En son œil froid d’icône et de bête empaillée
Que lisaient-ils, ces morts ? Vous, moi, qu’y lisons-nous ?
Grand ouvert, c’est quand même un mur à porte close,
Et « derrière lequel se passe quelque chose… »
Rien, peut-être ! Qui sait ? — Accroupi sous les cieux,
Le Grand Sphinx ne dit point à qui scrute ses yeux
Perdus à l’horizon sur les houles du sable,
Si ce qui dort au fond de son regard terni
Est de la Certitude ou de l’Inconnaissable,
Si c’est du pur Néant, ou bien de l’Infini !



Angora de boudoir ou matou de gouttière,
Le chat, sous notre ciel et dans l’Europe entière,
Est un hôte, émigré loin du climat natal,
Qui garde, inaltéré, le type oriental.
Détaillez-le plutôt : masque triangulaire ;
Effacement du nez ; largeur du maxillaire ;
Obliquité des yeux fortement écartés ;
Et voyez, poil à poil en bel ordre plantés,

Ces brins terrifians d’une moustache rare
De conquérant mogol ou de héros tartare :
Timour-Leng, Ginghiz-Khan et le grand Attila
Eurent, c’est établi, de ces moustaches-là !

Autre chose, plus grave ! Il est de la famille
Des beaux félins royaux dont la race fourmille
De l’Indus au Mé-Kong, du Pamir à Java.
Ceux-là sont les aînés dans la chaîne des êtres ;
Ils sont les grands témoins, étant les grands ancêtres,
Ils ont connu les temps augustes de Siva !
Ceux-là s’en vont, la nuit, errer par les décombres
Des temples désertés d’Angkor ou de Delhi,
Et dans l’ombre des murs glissent comme des ombres,
Zélateurs survivans du vieux culte aboli.
Ils frôlent de leurs reins crépitans d’étincelles
L’autel veuf de son dieu monstrueux ; leurs prunelles
Fluides, dont les feux éclipsés par instans
Font dans le vide noir des trous inquiétans,
Lampyres accouplés, luisent phosphorescentes ;
Et le vent, alourdi de leurs odeurs puissantes,
Jusque dans les faubourgs des villes, fait courir
Une petite mort sur les nerfs des molosses,
Et, la trompe levée aux étoiles, barrir
En appels de défi les éléphans colosses !

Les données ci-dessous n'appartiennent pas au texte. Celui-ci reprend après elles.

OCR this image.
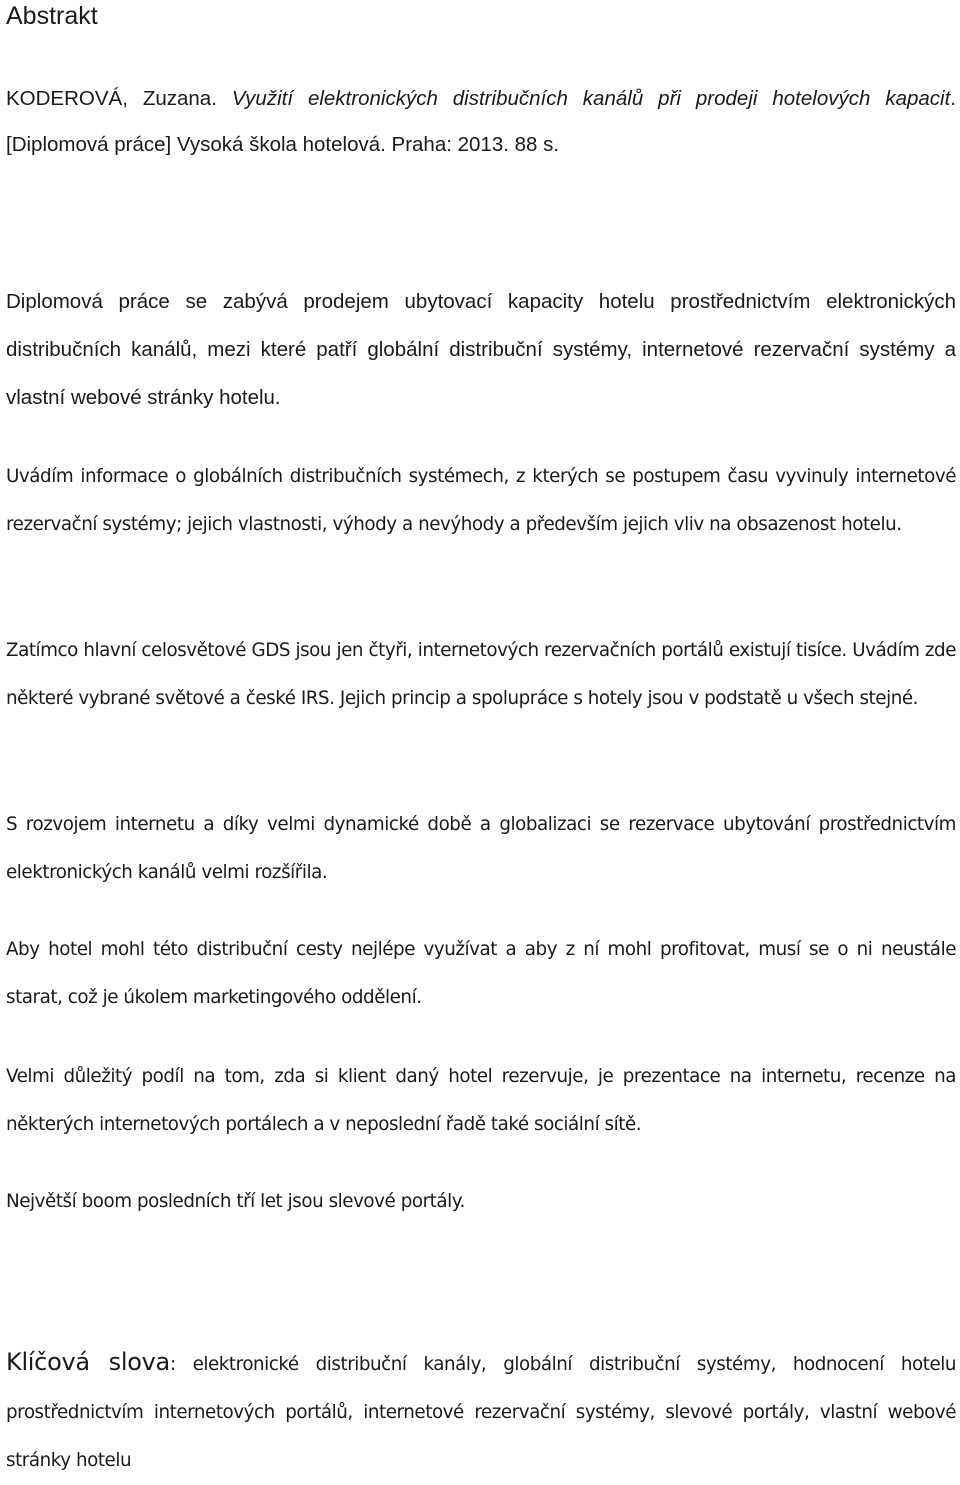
Abstrakt

KODEROVÁ, Zuzana. Využití elektronických distribučních kanálů při prodeji hotelových kapacit. [Diplomová práce] Vysoká škola hotelová. Praha: 2013. 88 s.

Diplomová práce se zabývá prodejem ubytovací kapacity hotelu prostřednictvím elektronických distribučních kanálů, mezi které patří globální distribuční systémy, internetové rezervační systémy a vlastní webové stránky hotelu.

Uvádím informace o globálních distribučních systémech, z kterých se postupem času vyvinuly internetové rezervační systémy; jejich vlastnosti, výhody a nevýhody a především jejich vliv na obsazenost hotelu.

Zatímco hlavní celosvětové GDS jsou jen čtyři, internetových rezervačních portálů existují tisíce. Uvádím zde některé vybrané světové a české IRS. Jejich princip a spolupráce s hotely jsou v podstatě u všech stejné.

S rozvojem internetu a díky velmi dynamické době a globalizaci se rezervace ubytování prostřednictvím elektronických kanálů velmi rozšířila.

Aby hotel mohl této distribuční cesty nejlépe využívat a aby z ní mohl profitovat, musí se o ni neustále starat, což je úkolem marketingového oddělení.

Velmi důležitý podíl na tom, zda si klient daný hotel rezervuje, je prezentace na internetu, recenze na některých internetových portálech a v neposlední řadě také sociální sítě.

Největší boom posledních tří let jsou slevové portály.

Klíčová slova: elektronické distribuční kanály, globální distribuční systémy, hodnocení hotelu prostřednictvím internetových portálů, internetové rezervační systémy, slevové portály, vlastní webové stránky hotelu
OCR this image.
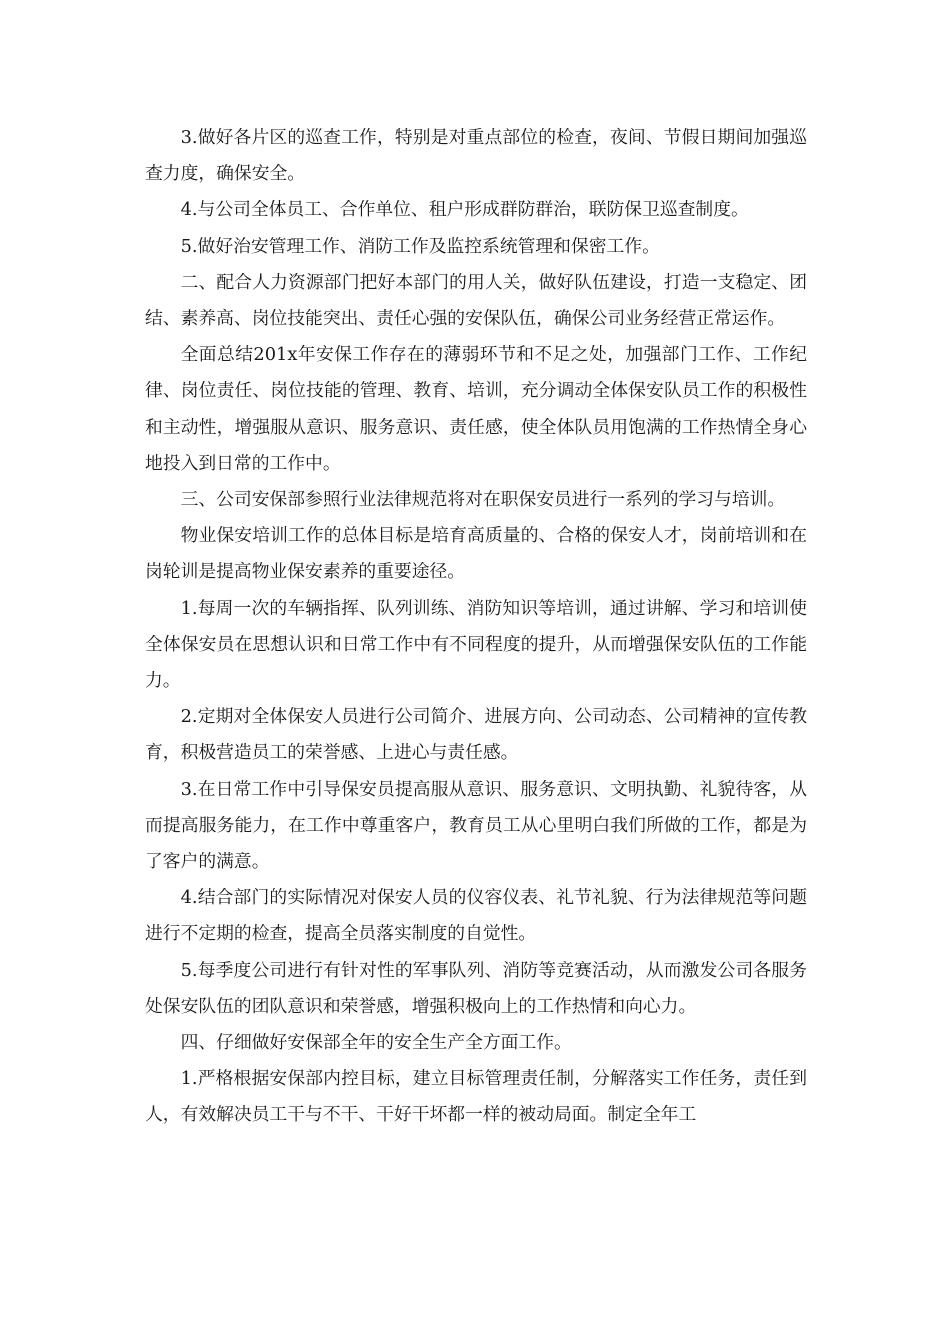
3.做好各片区的巡查工作，特别是对重点部位的检查，夜间、节假日期间加强巡查力度，确保安全。

4.与公司全体员工、合作单位、租户形成群防群治，联防保卫巡查制度。

5.做好治安管理工作、消防工作及监控系统管理和保密工作。

二、配合人力资源部门把好本部门的用人关，做好队伍建设，打造一支稳定、团结、素养高、岗位技能突出、责任心强的安保队伍，确保公司业务经营正常运作。

全面总结201x年安保工作存在的薄弱环节和不足之处，加强部门工作、工作纪律、岗位责任、岗位技能的管理、教育、培训，充分调动全体保安队员工作的积极性和主动性，增强服从意识、服务意识、责任感，使全体队员用饱满的工作热情全身心地投入到日常的工作中。

三、公司安保部参照行业法律规范将对在职保安员进行一系列的学习与培训。

物业保安培训工作的总体目标是培育高质量的、合格的保安人才，岗前培训和在岗轮训是提高物业保安素养的重要途径。

1.每周一次的车辆指挥、队列训练、消防知识等培训，通过讲解、学习和培训使全体保安员在思想认识和日常工作中有不同程度的提升，从而增强保安队伍的工作能力。

2.定期对全体保安人员进行公司简介、进展方向、公司动态、公司精神的宣传教育，积极营造员工的荣誉感、上进心与责任感。

3.在日常工作中引导保安员提高服从意识、服务意识、文明执勤、礼貌待客，从而提高服务能力，在工作中尊重客户，教育员工从心里明白我们所做的工作，都是为了客户的满意。

4.结合部门的实际情况对保安人员的仪容仪表、礼节礼貌、行为法律规范等问题进行不定期的检查，提高全员落实制度的自觉性。

5.每季度公司进行有针对性的军事队列、消防等竞赛活动，从而激发公司各服务处保安队伍的团队意识和荣誉感，增强积极向上的工作热情和向心力。

四、仔细做好安保部全年的安全生产全方面工作。

1.严格根据安保部内控目标，建立目标管理责任制，分解落实工作任务，责任到人，有效解决员工干与不干、干好干坏都一样的被动局面。制定全年工
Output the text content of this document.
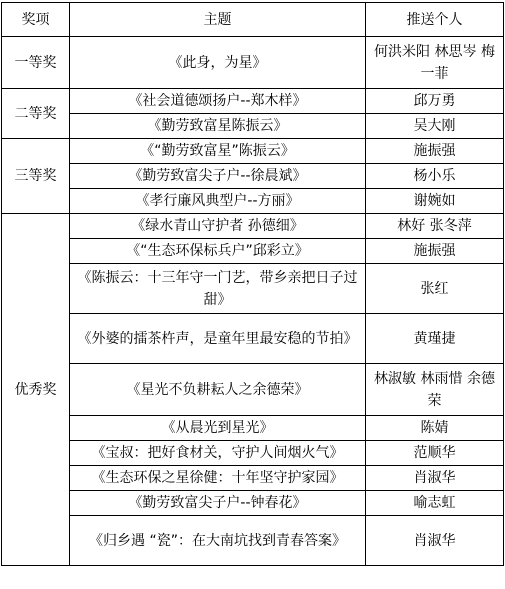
奖项	主题	推送个人
一等奖	《此身，为星》	何洪米阳 林思岑 梅一菲
二等奖	《社会道德颂扬户--郑木样》	邱万勇
	《勤劳致富星陈振云》	吴大刚
三等奖	《“勤劳致富星”陈振云》	施振强
	《勤劳致富尖子户--徐晨斌》	杨小乐
	《孝行廉风典型户--方丽》	谢婉如
优秀奖	《绿水青山守护者 孙德细》	林好 张冬萍
	《“生态环保标兵户”邱彩立》	施振强
	《陈振云：十三年守一门艺，带乡亲把日子过甜》	张红
	《外婆的擂茶杵声，是童年里最安稳的节拍》	黄瑾捷
	《星光不负耕耘人之余德荣》	林淑敏 林雨惜 余德荣
	《从晨光到星光》	陈婧
	《宝叔：把好食材关，守护人间烟火气》	范顺华
	《生态环保之星徐健：十年坚守护家园》	肖淑华
	《勤劳致富尖子户--钟春花》	喻志虹
	《归乡遇 “瓷”：在大南坑找到青春答案》	肖淑华
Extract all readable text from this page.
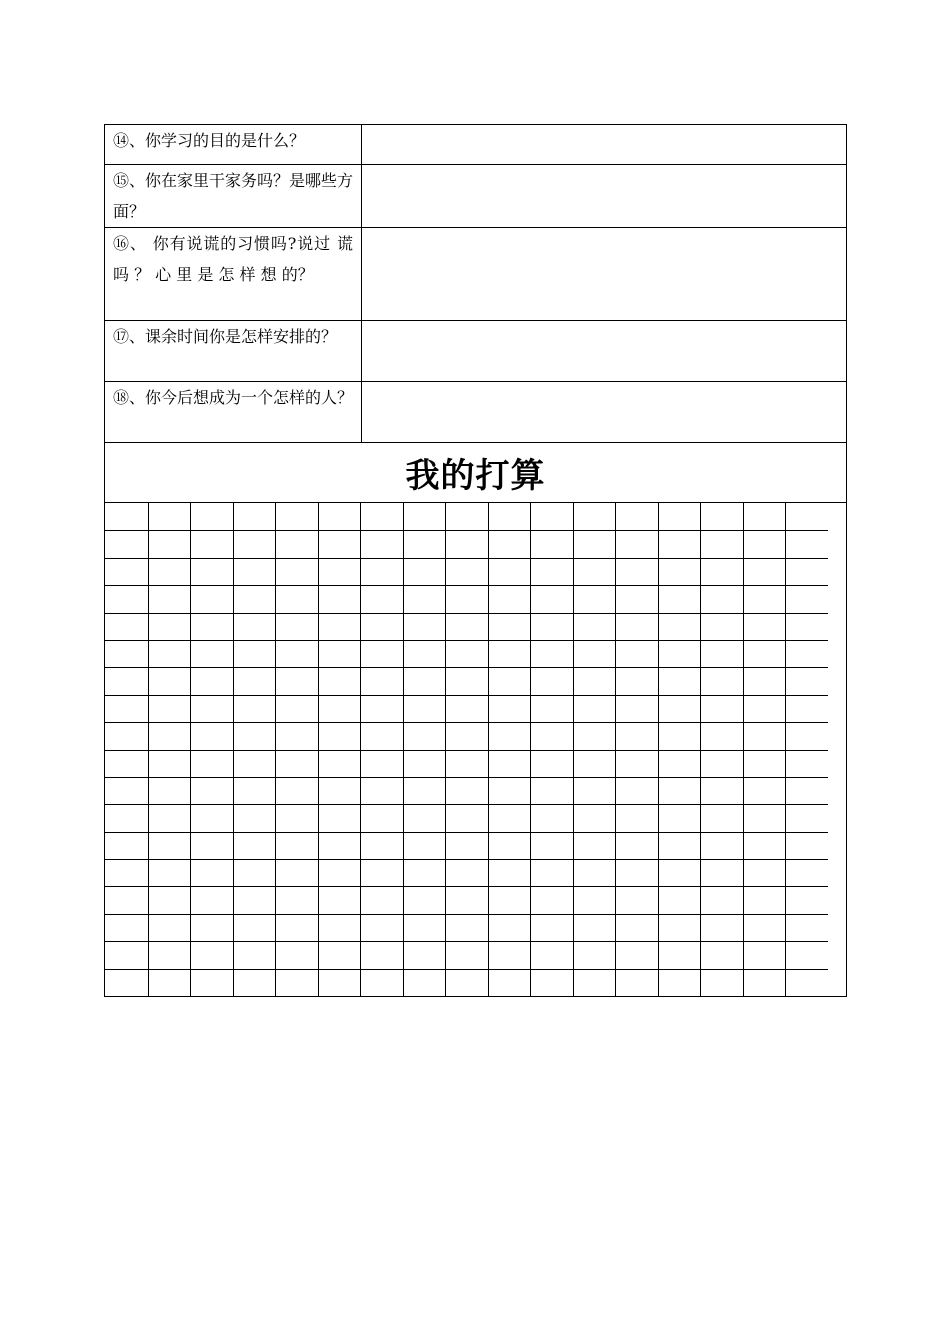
⑭、你学习的目的是什么？	

⑮、你在家里干家务吗？是哪些方面？	

⑯、 你有说谎的习惯吗?说过 谎 吗 ？ 心 里 是 怎 样 想 的？	

⑰、课余时间你是怎样安排的？	

⑱、你今后想成为一个怎样的人？	

我的打算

De ces fauves le chat est un diminutif.
N’ayant point à braver Béhémoth dans ses jungles,
De quoi lui serviraient leurs effroyables ongles ?
Rien moins que violent, il est plutôt furtif ;
Tigre de Lilliput et panthère-pygmée,
C’est contre les souris que l’espèce est armée ;
Mais la griffe ancestrale est là toujours, qui dort :
Laissez-la sommeiller ! Qui la réveille — a tort.
Tenez ; quand je pelote avec ma favorite,
Je peux, assez longtemps, sans qu’elle s’en irrite,
Prolonger un manège où je prends mon plaisir ;
Dans l’ampleur de sa peau bizarrement zébrée
Elle se laisse, molle, et comme invertébrée,

Pétrir, et fourrager, et rouler à loisir.
Tout de même, tandis qu’en maître je m’amuse,
Il faut qu’à mon doigté j’apporte quelque soin ;
Car, si j’ai la main lourde, ou si je vais trop loin,
« Gibelotte » s’entend à marquer que j’abuse,
Et ce, d’une façon qui vaut tous les discours :
Hors du bourrelet rond de ses pieds de velours
Elle fait, d’une brusque et quintuple détente,
Jaillir cinq crocs d’onyx de leur gaine latente ;
Et, péremptoirement, pour ce simple motif
Qu’il lui plaît d’en finir et qu’elle est un peu lasse,
Remet, d’un geste net, sec et définitif,
Les choses à leur point et le maître à sa place :
— J’ai ce que je mérite, et c’est bien fait pour moi…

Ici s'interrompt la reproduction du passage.